Tower will blend in with surrounds

A $200,000 mobile tower was installed by Telecom in Frankton last week to cater for the Wakatipu...
A $200,000 mobile tower was installed by Telecom in Frankton last week to cater for the Wakatipu's increasing use of smartphones. Photo by James Beech.
A conspicuous $200,000 Telecom mobile tower in Frankton will blend in with its surrounds once more development occurs around it, Shotover Park Ltd co-director Alastair Porter says.

Telecom installed the tower on airport-mixed use zone land, owned by Shotover Park, last week. It followed certificate of compliance approval from Lakes Environmental for the permitted activity under the district plan.

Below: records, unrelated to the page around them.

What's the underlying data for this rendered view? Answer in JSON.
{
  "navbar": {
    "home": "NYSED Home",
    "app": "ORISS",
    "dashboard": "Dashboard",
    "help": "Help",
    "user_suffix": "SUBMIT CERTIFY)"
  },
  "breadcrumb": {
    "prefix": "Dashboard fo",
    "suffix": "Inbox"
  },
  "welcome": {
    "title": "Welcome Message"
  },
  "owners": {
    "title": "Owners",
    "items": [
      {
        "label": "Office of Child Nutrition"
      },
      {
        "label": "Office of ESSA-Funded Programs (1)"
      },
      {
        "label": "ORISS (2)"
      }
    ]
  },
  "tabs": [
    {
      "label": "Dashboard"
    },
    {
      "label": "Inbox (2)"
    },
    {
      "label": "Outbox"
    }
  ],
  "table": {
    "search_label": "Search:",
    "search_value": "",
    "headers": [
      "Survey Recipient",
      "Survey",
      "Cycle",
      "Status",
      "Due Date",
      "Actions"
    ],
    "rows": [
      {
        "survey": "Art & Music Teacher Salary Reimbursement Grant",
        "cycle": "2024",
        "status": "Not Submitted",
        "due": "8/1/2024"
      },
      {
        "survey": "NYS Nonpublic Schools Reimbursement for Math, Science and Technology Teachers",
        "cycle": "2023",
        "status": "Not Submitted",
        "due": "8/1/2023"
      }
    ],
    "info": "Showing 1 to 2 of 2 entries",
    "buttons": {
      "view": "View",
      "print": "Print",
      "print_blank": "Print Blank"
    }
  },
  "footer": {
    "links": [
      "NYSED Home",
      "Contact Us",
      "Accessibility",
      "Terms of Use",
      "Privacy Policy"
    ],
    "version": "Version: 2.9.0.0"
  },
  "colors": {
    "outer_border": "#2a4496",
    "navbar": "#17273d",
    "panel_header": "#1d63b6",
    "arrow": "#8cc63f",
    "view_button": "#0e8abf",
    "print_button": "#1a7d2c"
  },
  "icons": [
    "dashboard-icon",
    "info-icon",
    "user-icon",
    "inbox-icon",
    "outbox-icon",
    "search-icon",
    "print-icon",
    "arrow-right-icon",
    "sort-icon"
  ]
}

Mr Porter said the site on the vacant grassed area on Lucas Pl was Telecom's preferred site.

"I can say while it may look like it's in a prominent position, we have actually filed a subdivision plan for that land. It's actually on the corner of one of the lots of land and it integrates very well with the development that's proposed.

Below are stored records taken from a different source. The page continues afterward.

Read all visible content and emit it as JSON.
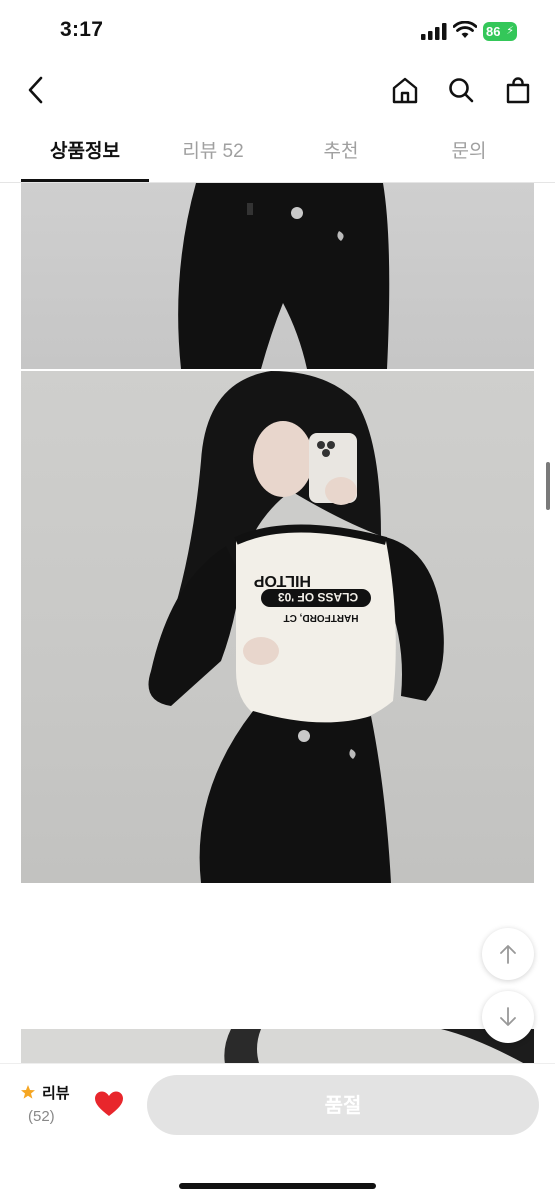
{
  "status_bar": {
    "time": "3:17",
    "battery": "86"
  },
  "tabs": [
    {
      "label": "상품정보",
      "active": true
    },
    {
      "label": "리뷰 52",
      "active": false
    },
    {
      "label": "추천",
      "active": false
    },
    {
      "label": "문의",
      "active": false
    }
  ],
  "photos": {
    "shirt_print_line1": "HILTOP",
    "shirt_print_line2": "CLASS OF '03",
    "shirt_print_line3": "HARTFORD, CT"
  },
  "bottom_bar": {
    "review_label": "리뷰",
    "review_count": "(52)",
    "buy_button_label": "품절"
  },
  "colors": {
    "accent_star": "#f5a623",
    "heart": "#e8262c",
    "soldout_bg": "#e3e3e3"
  }
}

"It may look prominent now, but it won't look prominent in another year or so as buildings come up."

Mr Porter said "their tenancy integrates and will be landscaped, so it will just look like another pole in a developed area".

Telecom said it had installed the tower to increase mobile network capacity and improve performance in the Frankton area and across the Frankton Arm, as more customers were now using smartphone and high speed mobile data devices.

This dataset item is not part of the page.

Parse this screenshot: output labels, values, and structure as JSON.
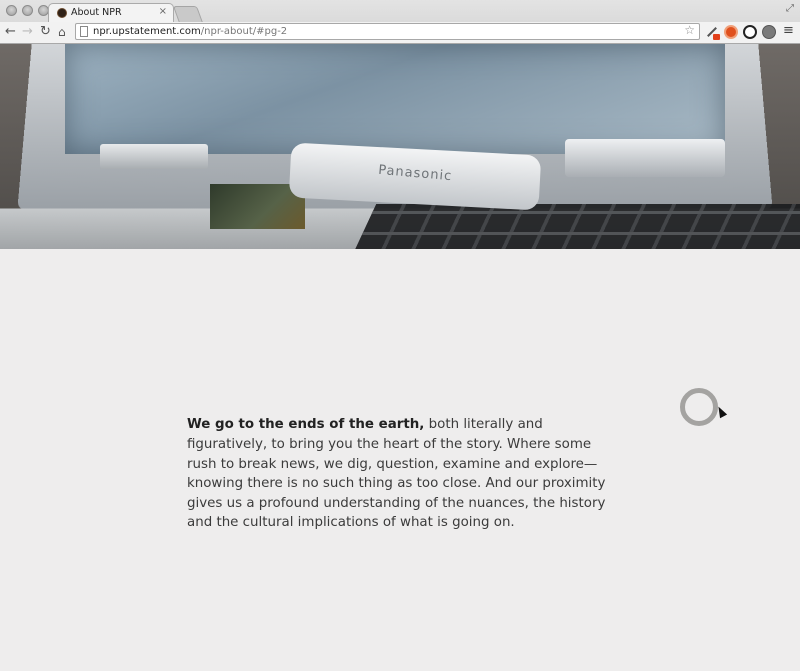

Telecom corporate communications consultant Stephanie Fergusson, of Auckland, said the company considered customer demand, geography and environment, location in relation to community facilities, availability of land and the way the network was configured, when searching for suitable mobile site locations.

Advice from the council planners was heeded as part of the approvals process, Ms Fergusson said.

"Our site investigations focused on the area of land on and around Queenstown Airport, which our engineers identified as the area where the site would need to be located to provide improved services," she said.

"We entered into discussions with various parties before finding a landowner willing to have the site located on their land."

Queenstown Airport Corporation chief executive Steve Sanderson said: "We did make an offer to put [the site] on our car park, but they chose that [Shotover Park] site."